Caleb Chappell, a TCU freshman, said he was at the election not only to vote for Konni Burton in the District 10 state senate race, but also to encourage others to vote for her.
Chappell was one of the many candidate advocates out at voting sites since 6:30 a.m. Tuesday.
“I’m voting for Burton because I’m worried about our future. Burton stands for keeping taxes low, cutting government spending and [keeping] traditional family values,” Chappell said.
Burton is headed for a runoff with former state Rep. Mark Shelton.
Alongside Chappell was candidate Jay Lapham, who was running for district judge on the Republican ballot.
Lapham said he was impressed with voter turnout Tuesday but was disappointed in the lack of voting-aged students. Lapham ended up third in his race for the Republican nomination for 297th District Court judge.
Mike and Nancy Saenz of the Ridglea Hills neighborhood said they always come out to vote.
“We’re here to support Wendy Davis,” Nancy Saenz said, “We are strong supporters of Democratic principles, like education and women’s health, so that’s why we voted for Wendy Davis,” Saenz said.
Roy and Ysela Beatrice of the River Park neighborhood agreed.
“We’re here to get rid of Perry,” Roy Beatrice said. “I don’t like his policies. I actually don’t really like anything about him.”
Ysela Beatrice agreed but said she supported Wendy Davis because of her stance on education.
“I’m a teacher, so education is obviously something important to me,” she said. “The Rainy Day Fund was supposed to be used for education, but Perry gave it to water and never gave us a reason why. So it’s time for someone to be in office who is going to promote an education reform.”

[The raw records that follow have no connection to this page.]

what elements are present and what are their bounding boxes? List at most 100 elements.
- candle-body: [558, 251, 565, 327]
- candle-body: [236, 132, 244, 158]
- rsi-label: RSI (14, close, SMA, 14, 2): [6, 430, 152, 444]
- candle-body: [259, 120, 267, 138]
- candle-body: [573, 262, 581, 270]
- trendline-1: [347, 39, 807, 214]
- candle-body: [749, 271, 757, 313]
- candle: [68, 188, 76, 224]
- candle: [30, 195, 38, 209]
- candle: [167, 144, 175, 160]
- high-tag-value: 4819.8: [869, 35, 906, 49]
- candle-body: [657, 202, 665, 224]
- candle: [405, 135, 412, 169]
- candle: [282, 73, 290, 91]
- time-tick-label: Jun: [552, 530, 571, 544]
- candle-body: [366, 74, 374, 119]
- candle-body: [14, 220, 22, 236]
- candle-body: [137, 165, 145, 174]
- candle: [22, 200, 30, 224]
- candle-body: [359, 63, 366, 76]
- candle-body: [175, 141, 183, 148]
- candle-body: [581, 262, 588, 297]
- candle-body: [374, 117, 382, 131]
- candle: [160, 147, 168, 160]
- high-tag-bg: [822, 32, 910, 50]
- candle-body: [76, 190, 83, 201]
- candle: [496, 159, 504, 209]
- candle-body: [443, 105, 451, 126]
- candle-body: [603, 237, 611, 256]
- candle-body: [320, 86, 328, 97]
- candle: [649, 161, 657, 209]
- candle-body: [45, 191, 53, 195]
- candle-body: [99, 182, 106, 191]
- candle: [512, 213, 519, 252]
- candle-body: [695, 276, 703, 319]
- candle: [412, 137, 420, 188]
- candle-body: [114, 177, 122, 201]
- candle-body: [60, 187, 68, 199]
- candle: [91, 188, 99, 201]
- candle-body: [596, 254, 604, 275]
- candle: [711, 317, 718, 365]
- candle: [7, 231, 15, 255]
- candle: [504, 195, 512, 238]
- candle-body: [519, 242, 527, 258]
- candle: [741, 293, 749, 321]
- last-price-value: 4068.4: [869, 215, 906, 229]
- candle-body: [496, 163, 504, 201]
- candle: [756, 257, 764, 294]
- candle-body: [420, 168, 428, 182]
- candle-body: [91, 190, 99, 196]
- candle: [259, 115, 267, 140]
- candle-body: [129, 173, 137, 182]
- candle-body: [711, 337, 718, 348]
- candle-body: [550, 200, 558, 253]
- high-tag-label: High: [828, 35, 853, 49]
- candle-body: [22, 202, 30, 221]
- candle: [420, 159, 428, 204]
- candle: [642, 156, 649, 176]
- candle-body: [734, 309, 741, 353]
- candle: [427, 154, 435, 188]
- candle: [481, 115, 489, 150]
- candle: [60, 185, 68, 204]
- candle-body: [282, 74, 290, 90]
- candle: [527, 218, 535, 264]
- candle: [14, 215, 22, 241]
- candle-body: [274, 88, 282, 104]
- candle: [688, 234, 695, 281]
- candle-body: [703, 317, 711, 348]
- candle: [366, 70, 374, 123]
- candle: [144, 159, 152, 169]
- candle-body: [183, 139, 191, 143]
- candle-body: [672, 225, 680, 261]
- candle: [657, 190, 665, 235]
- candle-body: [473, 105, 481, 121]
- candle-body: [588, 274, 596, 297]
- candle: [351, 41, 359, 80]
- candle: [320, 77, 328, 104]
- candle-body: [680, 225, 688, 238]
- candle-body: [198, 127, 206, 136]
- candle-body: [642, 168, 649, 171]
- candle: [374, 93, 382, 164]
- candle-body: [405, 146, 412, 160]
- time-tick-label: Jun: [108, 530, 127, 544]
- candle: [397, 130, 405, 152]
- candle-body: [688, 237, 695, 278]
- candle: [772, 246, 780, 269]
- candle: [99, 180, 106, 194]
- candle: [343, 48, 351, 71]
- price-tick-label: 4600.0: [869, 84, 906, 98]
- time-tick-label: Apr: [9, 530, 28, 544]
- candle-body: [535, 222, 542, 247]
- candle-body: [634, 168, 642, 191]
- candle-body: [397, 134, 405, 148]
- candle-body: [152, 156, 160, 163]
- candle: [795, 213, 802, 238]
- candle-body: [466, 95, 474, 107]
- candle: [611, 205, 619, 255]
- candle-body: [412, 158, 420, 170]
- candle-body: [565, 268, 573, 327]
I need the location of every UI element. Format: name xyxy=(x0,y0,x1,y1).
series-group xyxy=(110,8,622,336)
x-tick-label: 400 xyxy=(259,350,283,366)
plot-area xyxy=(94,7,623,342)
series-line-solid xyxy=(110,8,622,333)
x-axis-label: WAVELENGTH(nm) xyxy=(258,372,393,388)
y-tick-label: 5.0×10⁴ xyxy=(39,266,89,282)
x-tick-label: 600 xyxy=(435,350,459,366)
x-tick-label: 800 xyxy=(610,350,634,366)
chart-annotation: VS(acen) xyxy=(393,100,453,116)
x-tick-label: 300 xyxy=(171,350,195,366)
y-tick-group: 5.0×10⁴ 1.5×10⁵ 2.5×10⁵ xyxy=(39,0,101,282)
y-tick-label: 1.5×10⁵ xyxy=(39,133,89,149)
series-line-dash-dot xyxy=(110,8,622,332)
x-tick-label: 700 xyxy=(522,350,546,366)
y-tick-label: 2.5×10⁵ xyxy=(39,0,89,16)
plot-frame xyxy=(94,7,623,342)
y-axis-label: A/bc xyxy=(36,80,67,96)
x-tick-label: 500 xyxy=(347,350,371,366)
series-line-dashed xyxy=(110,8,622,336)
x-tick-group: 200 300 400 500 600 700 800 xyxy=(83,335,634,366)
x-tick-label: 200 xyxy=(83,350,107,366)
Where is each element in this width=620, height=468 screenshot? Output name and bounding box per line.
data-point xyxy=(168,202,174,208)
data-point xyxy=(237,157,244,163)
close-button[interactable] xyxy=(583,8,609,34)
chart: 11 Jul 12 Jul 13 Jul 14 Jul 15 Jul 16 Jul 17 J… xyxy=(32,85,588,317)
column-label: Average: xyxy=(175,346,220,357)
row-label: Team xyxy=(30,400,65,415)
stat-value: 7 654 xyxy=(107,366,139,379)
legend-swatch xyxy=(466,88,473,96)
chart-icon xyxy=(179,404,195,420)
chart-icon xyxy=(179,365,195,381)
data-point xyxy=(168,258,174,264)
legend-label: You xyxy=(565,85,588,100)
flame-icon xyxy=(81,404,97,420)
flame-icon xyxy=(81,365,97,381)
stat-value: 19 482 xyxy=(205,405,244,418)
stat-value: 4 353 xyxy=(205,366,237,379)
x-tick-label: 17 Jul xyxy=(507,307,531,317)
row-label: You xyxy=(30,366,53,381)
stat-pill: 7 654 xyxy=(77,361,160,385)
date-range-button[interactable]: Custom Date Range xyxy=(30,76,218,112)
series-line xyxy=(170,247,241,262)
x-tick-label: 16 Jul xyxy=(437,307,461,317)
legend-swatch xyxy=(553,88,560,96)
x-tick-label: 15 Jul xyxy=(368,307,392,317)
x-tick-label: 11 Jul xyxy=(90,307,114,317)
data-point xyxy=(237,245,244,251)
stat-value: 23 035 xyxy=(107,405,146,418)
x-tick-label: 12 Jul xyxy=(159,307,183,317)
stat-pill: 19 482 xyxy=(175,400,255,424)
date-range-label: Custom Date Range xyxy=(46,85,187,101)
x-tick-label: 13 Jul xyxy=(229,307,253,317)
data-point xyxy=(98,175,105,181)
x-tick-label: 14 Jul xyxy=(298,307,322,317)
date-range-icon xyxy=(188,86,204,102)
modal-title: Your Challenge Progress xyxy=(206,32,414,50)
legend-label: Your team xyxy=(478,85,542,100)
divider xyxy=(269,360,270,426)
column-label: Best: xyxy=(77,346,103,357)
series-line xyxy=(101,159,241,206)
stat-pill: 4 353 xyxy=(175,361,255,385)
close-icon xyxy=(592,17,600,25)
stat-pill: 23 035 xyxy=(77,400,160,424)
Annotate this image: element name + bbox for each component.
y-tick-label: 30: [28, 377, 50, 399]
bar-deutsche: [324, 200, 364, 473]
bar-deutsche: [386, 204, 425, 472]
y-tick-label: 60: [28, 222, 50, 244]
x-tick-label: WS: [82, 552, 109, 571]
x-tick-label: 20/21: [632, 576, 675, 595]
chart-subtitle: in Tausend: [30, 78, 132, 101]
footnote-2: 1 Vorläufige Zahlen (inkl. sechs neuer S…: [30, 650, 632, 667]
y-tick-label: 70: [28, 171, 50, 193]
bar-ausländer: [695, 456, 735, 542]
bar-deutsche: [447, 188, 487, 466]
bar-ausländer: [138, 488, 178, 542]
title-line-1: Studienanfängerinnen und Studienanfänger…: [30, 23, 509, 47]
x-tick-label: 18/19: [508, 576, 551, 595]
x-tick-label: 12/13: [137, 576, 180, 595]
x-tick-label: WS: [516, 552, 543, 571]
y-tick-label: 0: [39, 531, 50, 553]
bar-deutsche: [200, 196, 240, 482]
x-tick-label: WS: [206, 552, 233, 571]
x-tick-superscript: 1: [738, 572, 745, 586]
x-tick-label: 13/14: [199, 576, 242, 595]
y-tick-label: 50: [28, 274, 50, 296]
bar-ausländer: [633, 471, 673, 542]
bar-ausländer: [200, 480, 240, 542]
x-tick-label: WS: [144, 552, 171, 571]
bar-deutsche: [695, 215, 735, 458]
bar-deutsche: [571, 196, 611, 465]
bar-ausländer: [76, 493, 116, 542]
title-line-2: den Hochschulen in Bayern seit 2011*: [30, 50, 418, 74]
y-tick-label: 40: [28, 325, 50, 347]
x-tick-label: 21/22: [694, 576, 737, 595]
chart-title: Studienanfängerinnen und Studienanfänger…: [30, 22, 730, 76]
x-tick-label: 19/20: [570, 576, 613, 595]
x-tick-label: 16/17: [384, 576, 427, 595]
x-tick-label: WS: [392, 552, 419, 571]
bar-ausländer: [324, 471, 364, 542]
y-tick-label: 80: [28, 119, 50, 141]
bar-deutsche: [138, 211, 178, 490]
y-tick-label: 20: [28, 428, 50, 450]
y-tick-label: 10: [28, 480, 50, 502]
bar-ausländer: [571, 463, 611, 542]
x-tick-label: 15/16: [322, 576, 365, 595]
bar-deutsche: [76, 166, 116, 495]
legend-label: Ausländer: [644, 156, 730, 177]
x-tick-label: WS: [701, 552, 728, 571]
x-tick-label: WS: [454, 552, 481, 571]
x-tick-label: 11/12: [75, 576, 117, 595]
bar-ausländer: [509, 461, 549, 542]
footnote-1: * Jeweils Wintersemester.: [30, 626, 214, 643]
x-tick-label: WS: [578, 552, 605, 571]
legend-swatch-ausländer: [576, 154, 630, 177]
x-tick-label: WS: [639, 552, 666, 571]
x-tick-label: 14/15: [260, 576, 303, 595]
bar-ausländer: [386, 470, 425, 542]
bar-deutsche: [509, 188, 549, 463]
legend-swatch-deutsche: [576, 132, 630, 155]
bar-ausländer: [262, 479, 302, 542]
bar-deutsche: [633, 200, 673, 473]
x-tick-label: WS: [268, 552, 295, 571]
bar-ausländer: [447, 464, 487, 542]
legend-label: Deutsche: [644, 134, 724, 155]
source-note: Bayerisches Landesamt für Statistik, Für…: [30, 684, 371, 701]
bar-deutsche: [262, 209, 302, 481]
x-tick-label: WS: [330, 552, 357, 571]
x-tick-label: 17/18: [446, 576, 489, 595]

Mary Alice Harry said she was voting for Davis “because she’s just not so conservative, and I think that’s what we need.”
Besides politics, many voters complained about the voting location.
The Country Day location was a change from last year’s voting site.
The Saenzes said they don’t let their age stop them from coming to vote, but the new location almost did.
The Saenzes said they were not able to walk down the winding path to the voting center and had to wait for officials to bring their ballots to them outside while they sat on a cement walkway.
“First off, there are no signs, so we drove around trying to find the building, then there was no parking, and then it’s a hike just to get to vote. This, along with the new Texas Voter ID Law, really irritates me,” said Nancy Saenz.
“I would say this has been a negative voting experience for me,” Mike Saenz said.
Mary Alice Harry agreed.
“This location is a disaster. We went to the wrong building because there are no addresses anywhere, there are crazy speed bumps, but we always vote,” she said. “It was just a little harder this time around.”